A fair objection waits here, and meeting it matters, because everything said so far could be misheard as a call to buy the widest possible colour at any price. It is not. Not every immersive room needs the widest gamut, and for some, reaching for it would only waste the client's money, because the content that will play in them could never carry that much colour in the first place. The right gamut is not the largest one. It is the one matched to the content that will actually run, the surface it will run on, and the intent of the experience being built. The discipline this piece argues for is not maximum saturation; it is deliberate specification, which means choosing a colour target against the real content chain, and stating the conditions under which the projector must meet it, before anything is bought. To over-specify is to spend on colour the content will never show.
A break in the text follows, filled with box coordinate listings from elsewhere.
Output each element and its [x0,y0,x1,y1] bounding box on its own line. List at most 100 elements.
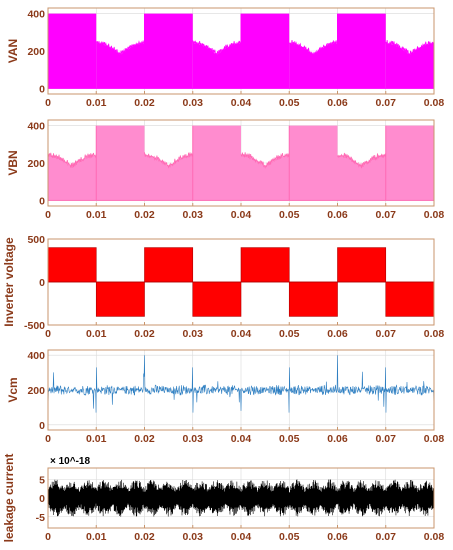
van-full-pulse-block [241,13,290,89]
vbn-ripple-trace [337,152,387,169]
van-modulated-envelope [96,43,145,89]
leakage-current-y-tick-label: 5 [39,474,45,486]
leakage-current-y-axis-label: leakage current [2,454,16,543]
leakage-current-x-tick-label: 0.07 [376,531,397,543]
leakage-current-x-tick-label: 0.05 [279,531,300,543]
van-x-tick-label: 0.04 [231,97,252,109]
inverter-voltage-y-tick-label: -500 [24,320,45,332]
van-ripple-trace [95,40,145,56]
van-y-tick-label: 400 [27,9,45,21]
vbn-y-tick-label: 400 [27,121,45,133]
vbn-modulated-envelope [337,155,386,201]
vcm-x-tick-label: 0.04 [231,433,252,445]
inverter-voltage-negative-block [95,281,145,317]
vbn-x-tick-label: 0.02 [134,209,155,221]
leakage-current-trace [48,479,434,517]
inverter-voltage-x-tick-label: 0.02 [134,328,155,340]
van-x-tick-label: 0.05 [279,97,300,109]
van-x-tick-label: 0 [45,97,51,109]
inverter-voltage-x-tick-label: 0.01 [86,328,107,340]
leakage-current-y-tick-label: -5 [36,512,45,524]
inverter-voltage-negative-block [192,281,242,317]
inverter-voltage-negative-block [288,281,338,317]
van-x-tick-label: 0.03 [183,97,204,109]
van-ripple-trace [288,40,338,57]
leakage-current-exponent-label: × 10^-18 [50,456,90,467]
van-plot-area [48,8,434,94]
van-panel: 0 0.01 0.02 0.03 0.04 0.05 0.06 0.07 0.08 0 200 400… [6,7,444,109]
vbn-full-pulse-block [289,125,338,201]
leakage-current-x-tick-label: 0.08 [424,531,445,543]
vbn-panel: 0 0.01 0.02 0.03 0.04 0.05 0.06 0.07 0.08 0 200 400… [6,119,445,221]
inverter-voltage-x-tick-label: 0.06 [327,328,348,340]
van-y-tick-label: 200 [27,46,45,58]
van-modulated-envelope [192,43,241,89]
vcm-x-tick-label: 0.03 [183,433,204,445]
leakage-current-y-tick-label: 0 [39,493,45,505]
inverter-voltage-y-tick-label: 500 [27,234,45,246]
vbn-modulated-envelope [241,155,290,201]
vcm-y-tick-label: 400 [27,350,45,362]
vcm-x-tick-label: 0.01 [86,433,107,445]
inverter-voltage-panel: 0 0.01 0.02 0.03 0.04 0.05 0.06 0.07 0.08-500050… [2,234,444,340]
inverter-voltage-y-tick-label: 0 [39,277,45,289]
van-ripple-trace [385,39,434,57]
van-modulated-envelope [385,43,434,89]
inverter-voltage-positive-block [48,247,97,283]
vbn-x-tick-label: 0.08 [424,209,445,221]
inverter-voltage-positive-block [240,247,290,283]
vbn-ripple-trace [240,152,290,169]
leakage-current-x-tick-label: 0.03 [183,531,204,543]
vcm-y-tick-label: 200 [27,385,45,397]
van-x-tick-label: 0.07 [376,97,397,109]
vcm-y-axis-label: Vcm [6,377,20,402]
leakage-current-x-tick-label: 0.06 [327,531,348,543]
leakage-current-panel: 0 0.01 0.02 0.03 0.04 0.05 0.06 0.07 0.08-505lea… [2,454,444,543]
vcm-panel: 0 0.01 0.02 0.03 0.04 0.05 0.06 0.07 0.08 0 200 400… [6,349,445,445]
inverter-voltage-plot-area [48,246,434,317]
van-full-pulse-block [144,13,193,89]
inverter-voltage-positive-block [144,247,194,283]
van-y-tick-label: 0 [39,83,45,95]
vbn-x-tick-label: 0.01 [86,209,107,221]
vbn-x-tick-label: 0.04 [231,209,252,221]
vcm-x-tick-label: 0.02 [134,433,155,445]
inverter-voltage-x-tick-label: 0.07 [376,328,397,340]
vbn-ripple-trace [48,152,97,168]
van-x-tick-label: 0.01 [86,97,107,109]
leakage-current-x-tick-label: 0.04 [231,531,252,543]
vbn-y-axis-label: VBN [6,150,20,175]
vbn-x-tick-label: 0.03 [183,209,204,221]
vbn-x-tick-label: 0.06 [327,209,348,221]
van-full-pulse-block [337,13,386,89]
inverter-voltage-x-tick-label: 0.03 [183,328,204,340]
inverter-voltage-outline [48,246,434,248]
leakage-current-plot-area [48,468,434,528]
inverter-voltage-negative-block [385,281,434,317]
van-ripple-trace [192,40,242,56]
van-modulated-envelope [289,43,338,89]
vcm-x-tick-label: 0 [45,433,51,445]
vcm-x-tick-label: 0.05 [279,433,300,445]
vbn-ripple-trace [144,152,194,169]
vbn-full-pulse-block [192,125,241,201]
leakage-current-x-tick-label: 0 [45,531,51,543]
inverter-voltage-x-tick-label: 0 [45,328,51,340]
vcm-x-tick-label: 0.06 [327,433,348,445]
vcm-trace [48,355,434,413]
vcm-plot-area [48,350,434,430]
inverter-voltage-x-tick-label: 0.04 [231,328,252,340]
vbn-y-tick-label: 0 [39,195,45,207]
leakage-current-x-tick-label: 0.02 [134,531,155,543]
vbn-modulated-envelope [48,155,97,201]
inverter-voltage-positive-block [337,247,387,283]
vcm-y-tick-label: 0 [39,420,45,432]
vcm-x-tick-label: 0.08 [424,433,445,445]
vbn-x-tick-label: 0.07 [376,209,397,221]
vbn-x-tick-label: 0 [45,209,51,221]
van-x-tick-label: 0.02 [134,97,155,109]
vbn-full-pulse-block [385,125,434,201]
vcm-x-tick-label: 0.07 [376,433,397,445]
vbn-y-tick-label: 200 [27,158,45,170]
To under-specify is to kill, quietly and irreversibly, the experience the room was commissioned to create. The instrument is the matched specification, agreed in advance, and not a number chased after the fact when nothing can be done with the answer.
It is worth being clear about whose parameter this really is. It is the client's. It is the client's experience, the client's audience, and the client's name on the room that depend on whether it creates presence or merely fills a wall with bright light. Colour is the variable that decides between those two outcomes, and it is the one most easily left out of a specification precisely because it is the one least visible until the moment it is too late to change. A client who understands it walks into the commissioning meeting able to ask a different question from the one everyone else is asking. Not whether the image is bright enough, which it almost always is, but what gamut the projector holds at the white point at which the room will run, and whether the content has been mastered to match it. A client who can ask that question cannot be handed a room that looks impressive on a datasheet and falls flat in the dark.
In the cinema, in broadcast, in every field where colour is part of what is being sold, the people who commission the work decided long ago that colour was too important to leave unmeasured. The immersive experience, which asks more of colour than any of them because it surrounds the viewer completely, has not yet been required to make the same decision, and until the field requires it, the decision falls to the client to make, by asking for the one parameter the brief leaves out. The question to settle before the next immersive room is contracted is not how bright the projectors will be. Brightness fills the wall and resolution sharpens it, but neither makes the room real. Colour is the architecture of presence, and it is there for any client willing to ask for it.